计算对比预增强纵向弛豫时间(T10)是基于 Tofts 的药代动力学(PK)分析动态对比增强磁共振图像的一个组成部分。本研究的目的是研究头颈部原发性肿瘤和受累淋巴结中 T10 的患者间和随时间的可变性,并确定原发性和淋巴结的中位数 T10(T10(p,n))。作者还研究了使用体素 T10 值与基于感兴趣区域(ROI)的 T10 对计算的血管通透性(K(trans))和细胞外体积分数(v(e))值的影响。

方法

20 名接受同期放化疗和分子靶向治疗的头颈部癌症患者组成了研究人群。使用 1.5 T 磁共振扫描仪上的梯度回波序列,使用可变翻转角方法(两个翻转角 [J. A. Brookes 等人,“用于动态 MRI 乳房的 FLASH 自旋-晶格弛豫时间测量”,英国放射学杂志 69,206-214(1996)])生成体素 T10。使用 iCAD(Nashua,NH)软件计算体素 T10、K(trans) 和 v(e)。计算肌肉和脂肪 ROI 中的平均 T10(T10(m,f))。为了评估 ROI 绘制的可靠性,计算了由 2 名用户(A 和 B)描绘的 ROI 中的 T10(p,n)值,方法是将 14 名患者的 T10 值的平均值。对于三名患者的子集,还研究了从基线到治疗结束时 T10 的可变性。使用基于体素 T10 值的原发性和淋巴结 ROI 计算 K(trans) 和 v(e),并报告差异。

结果

脂肪和肌肉的计算 T10 值在文献中报道的 1.5 T 的范围内,即 T10(m) = 0.958 s 和 T10(f) = 0.303 s。

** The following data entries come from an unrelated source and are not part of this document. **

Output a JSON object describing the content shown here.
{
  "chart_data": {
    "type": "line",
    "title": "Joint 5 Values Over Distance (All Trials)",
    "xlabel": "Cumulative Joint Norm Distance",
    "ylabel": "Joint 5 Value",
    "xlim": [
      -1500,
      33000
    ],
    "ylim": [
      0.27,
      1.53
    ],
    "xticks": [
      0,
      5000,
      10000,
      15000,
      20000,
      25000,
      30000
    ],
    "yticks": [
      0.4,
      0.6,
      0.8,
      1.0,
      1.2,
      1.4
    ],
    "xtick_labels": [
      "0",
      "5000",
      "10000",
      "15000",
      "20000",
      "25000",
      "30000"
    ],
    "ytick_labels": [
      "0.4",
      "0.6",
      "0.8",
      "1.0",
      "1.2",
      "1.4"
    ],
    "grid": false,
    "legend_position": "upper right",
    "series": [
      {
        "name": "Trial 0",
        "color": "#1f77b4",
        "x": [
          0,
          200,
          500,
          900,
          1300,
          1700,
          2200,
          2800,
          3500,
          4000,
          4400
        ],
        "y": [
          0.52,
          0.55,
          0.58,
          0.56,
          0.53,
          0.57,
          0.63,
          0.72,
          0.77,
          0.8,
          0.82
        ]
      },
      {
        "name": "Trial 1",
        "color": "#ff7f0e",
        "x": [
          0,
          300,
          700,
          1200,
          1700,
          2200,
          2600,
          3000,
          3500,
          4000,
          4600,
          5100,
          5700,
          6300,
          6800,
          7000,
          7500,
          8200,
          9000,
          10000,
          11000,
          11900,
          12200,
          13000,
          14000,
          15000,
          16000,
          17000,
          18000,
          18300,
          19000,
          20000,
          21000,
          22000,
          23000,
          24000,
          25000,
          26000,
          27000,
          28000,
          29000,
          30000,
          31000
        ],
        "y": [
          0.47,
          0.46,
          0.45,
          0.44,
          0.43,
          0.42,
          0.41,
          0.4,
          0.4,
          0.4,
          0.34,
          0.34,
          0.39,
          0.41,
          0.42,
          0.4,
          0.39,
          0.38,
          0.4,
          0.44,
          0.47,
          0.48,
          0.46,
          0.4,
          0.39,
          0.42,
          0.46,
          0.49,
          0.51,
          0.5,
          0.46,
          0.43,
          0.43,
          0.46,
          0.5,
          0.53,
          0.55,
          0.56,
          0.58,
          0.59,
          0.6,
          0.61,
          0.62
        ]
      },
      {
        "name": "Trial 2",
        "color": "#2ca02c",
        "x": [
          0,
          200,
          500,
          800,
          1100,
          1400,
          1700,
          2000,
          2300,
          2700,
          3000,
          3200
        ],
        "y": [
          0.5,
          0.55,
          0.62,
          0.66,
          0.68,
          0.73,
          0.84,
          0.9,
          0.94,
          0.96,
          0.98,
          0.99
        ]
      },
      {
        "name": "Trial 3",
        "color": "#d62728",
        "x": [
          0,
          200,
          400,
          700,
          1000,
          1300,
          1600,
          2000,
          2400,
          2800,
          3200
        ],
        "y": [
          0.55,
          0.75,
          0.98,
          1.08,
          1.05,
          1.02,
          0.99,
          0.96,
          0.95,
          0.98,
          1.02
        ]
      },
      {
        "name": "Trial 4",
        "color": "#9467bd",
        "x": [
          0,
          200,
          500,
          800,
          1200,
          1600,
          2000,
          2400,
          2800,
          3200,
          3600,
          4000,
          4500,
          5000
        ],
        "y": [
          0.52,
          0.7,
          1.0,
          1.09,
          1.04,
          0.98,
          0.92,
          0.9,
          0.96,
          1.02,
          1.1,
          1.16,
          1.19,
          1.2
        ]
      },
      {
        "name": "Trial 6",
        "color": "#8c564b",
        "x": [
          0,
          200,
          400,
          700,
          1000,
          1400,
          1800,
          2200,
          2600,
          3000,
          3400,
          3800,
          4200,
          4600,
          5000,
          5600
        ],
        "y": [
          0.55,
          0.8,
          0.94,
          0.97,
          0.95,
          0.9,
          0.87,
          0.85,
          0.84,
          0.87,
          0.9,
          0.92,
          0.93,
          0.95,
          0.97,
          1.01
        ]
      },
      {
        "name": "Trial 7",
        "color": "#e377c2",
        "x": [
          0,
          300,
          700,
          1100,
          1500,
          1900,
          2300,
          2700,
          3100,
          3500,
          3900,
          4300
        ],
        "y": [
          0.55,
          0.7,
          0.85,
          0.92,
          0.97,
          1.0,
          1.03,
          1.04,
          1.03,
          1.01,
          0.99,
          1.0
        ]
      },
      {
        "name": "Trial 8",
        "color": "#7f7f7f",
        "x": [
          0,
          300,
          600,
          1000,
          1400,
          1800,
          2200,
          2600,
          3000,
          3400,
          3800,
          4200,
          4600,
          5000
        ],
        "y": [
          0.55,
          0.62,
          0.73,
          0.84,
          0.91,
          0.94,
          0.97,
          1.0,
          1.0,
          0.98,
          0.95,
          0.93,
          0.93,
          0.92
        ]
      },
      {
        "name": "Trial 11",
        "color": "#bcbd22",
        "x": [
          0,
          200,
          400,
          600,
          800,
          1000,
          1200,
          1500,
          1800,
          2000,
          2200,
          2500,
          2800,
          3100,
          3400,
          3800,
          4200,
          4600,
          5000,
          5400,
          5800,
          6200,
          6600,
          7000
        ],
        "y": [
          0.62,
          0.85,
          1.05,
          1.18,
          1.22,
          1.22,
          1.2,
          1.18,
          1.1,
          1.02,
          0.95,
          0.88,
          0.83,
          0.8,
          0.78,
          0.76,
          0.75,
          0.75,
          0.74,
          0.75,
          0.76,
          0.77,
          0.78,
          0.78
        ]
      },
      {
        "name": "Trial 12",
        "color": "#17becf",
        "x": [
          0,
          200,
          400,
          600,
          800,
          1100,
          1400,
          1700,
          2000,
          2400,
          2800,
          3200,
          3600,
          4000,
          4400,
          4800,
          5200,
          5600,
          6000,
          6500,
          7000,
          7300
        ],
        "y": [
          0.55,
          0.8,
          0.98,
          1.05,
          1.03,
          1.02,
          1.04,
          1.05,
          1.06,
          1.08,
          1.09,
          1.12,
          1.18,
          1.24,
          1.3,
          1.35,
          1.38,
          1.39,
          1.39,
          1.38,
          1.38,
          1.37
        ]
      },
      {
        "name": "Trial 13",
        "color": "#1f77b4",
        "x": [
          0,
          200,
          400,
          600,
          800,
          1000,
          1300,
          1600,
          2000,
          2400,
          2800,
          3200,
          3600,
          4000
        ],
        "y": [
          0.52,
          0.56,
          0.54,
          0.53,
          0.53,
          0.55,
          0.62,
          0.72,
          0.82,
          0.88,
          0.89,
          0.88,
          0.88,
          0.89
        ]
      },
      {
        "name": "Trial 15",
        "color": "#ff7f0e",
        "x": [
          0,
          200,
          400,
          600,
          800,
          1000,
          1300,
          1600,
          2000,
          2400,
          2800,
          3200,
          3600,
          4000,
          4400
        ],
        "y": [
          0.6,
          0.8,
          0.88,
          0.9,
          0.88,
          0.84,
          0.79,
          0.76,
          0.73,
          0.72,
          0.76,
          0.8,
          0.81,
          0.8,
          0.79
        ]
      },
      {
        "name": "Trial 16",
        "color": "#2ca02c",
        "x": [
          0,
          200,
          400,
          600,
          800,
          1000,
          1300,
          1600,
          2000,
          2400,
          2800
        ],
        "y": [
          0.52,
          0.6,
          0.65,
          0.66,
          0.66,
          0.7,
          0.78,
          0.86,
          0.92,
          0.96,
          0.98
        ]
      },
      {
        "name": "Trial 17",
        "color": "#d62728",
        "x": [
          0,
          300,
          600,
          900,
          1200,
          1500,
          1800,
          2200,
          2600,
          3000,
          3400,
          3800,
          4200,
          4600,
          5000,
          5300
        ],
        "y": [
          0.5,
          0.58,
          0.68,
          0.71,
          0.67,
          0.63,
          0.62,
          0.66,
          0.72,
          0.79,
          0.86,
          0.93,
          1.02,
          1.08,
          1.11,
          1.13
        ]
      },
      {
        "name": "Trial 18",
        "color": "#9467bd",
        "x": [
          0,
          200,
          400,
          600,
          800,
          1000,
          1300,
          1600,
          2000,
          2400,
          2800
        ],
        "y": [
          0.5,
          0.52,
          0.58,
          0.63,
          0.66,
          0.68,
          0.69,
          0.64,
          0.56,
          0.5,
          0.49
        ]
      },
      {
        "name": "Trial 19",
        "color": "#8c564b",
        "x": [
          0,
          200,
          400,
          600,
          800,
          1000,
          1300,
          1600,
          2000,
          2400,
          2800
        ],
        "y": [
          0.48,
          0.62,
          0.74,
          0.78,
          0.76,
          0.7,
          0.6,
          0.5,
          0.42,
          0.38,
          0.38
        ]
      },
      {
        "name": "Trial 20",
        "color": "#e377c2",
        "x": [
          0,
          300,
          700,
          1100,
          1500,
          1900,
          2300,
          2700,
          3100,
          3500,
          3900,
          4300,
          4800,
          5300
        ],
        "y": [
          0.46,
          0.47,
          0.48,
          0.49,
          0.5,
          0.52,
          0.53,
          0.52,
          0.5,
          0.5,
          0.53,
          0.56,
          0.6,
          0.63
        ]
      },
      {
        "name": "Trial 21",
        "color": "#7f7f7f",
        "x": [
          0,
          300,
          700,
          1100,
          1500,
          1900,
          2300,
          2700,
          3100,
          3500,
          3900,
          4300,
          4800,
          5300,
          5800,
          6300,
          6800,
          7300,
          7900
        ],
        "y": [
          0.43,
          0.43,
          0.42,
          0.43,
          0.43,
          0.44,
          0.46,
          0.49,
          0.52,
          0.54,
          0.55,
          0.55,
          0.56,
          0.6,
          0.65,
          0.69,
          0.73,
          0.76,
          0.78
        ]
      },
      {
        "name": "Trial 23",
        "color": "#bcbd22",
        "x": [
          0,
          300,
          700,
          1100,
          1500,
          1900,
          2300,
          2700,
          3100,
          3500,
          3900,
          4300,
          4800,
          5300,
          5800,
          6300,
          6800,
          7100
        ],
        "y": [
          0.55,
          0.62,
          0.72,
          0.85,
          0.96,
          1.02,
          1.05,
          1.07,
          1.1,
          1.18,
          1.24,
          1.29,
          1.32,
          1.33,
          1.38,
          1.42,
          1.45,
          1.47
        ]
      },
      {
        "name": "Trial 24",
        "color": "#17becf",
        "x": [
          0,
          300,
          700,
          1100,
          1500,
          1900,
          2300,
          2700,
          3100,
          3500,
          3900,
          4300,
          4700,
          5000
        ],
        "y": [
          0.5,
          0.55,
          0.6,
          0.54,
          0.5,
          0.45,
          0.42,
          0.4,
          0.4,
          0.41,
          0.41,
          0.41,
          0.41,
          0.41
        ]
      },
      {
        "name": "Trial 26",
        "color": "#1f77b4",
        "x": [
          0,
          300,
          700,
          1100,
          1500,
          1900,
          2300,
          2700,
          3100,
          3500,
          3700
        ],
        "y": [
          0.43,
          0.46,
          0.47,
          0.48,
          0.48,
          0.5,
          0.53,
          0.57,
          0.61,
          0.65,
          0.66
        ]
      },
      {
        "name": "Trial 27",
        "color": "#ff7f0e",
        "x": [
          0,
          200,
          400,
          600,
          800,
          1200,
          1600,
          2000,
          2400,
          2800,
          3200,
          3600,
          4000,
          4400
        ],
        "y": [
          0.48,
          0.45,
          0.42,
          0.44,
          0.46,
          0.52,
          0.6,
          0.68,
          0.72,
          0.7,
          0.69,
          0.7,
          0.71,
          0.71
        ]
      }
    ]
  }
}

基于用户 A 和 B 的绘图,14 名患者的 T10 平均值为 T10(pA) = 0.804 s、T10(nA) = 0.760 s、T10(pB) = 0.849 s 和 T10(nB) = 0.810 s。基于体素 T10 与 T10(p,n) 计算的 K(trans) 和 v(e)之间的绝对百分比差异范围为 6%至 81%和 2%至 24%。

结论

患者之间的中位数 T10 值存在一定程度的可变性,但差异并不显著。原发性和淋巴结的 T10 值在基线和随后的时间点之间也没有统计学上的显著差异(p = 0.94 Friedman 检验)。当需要对异质性肿瘤进行基于定量 Tofts 的 PK 分析时,体素 T10 计算是必不可少的。在没有 T10 映射功能的情况下,如果认为相对定性分析已经足够,则可以使用 T10(p,n) = 0.800 s 作为在考虑的所有时间点处头颈部癌症的原发性肿瘤和受累淋巴结的 T10 的估计值。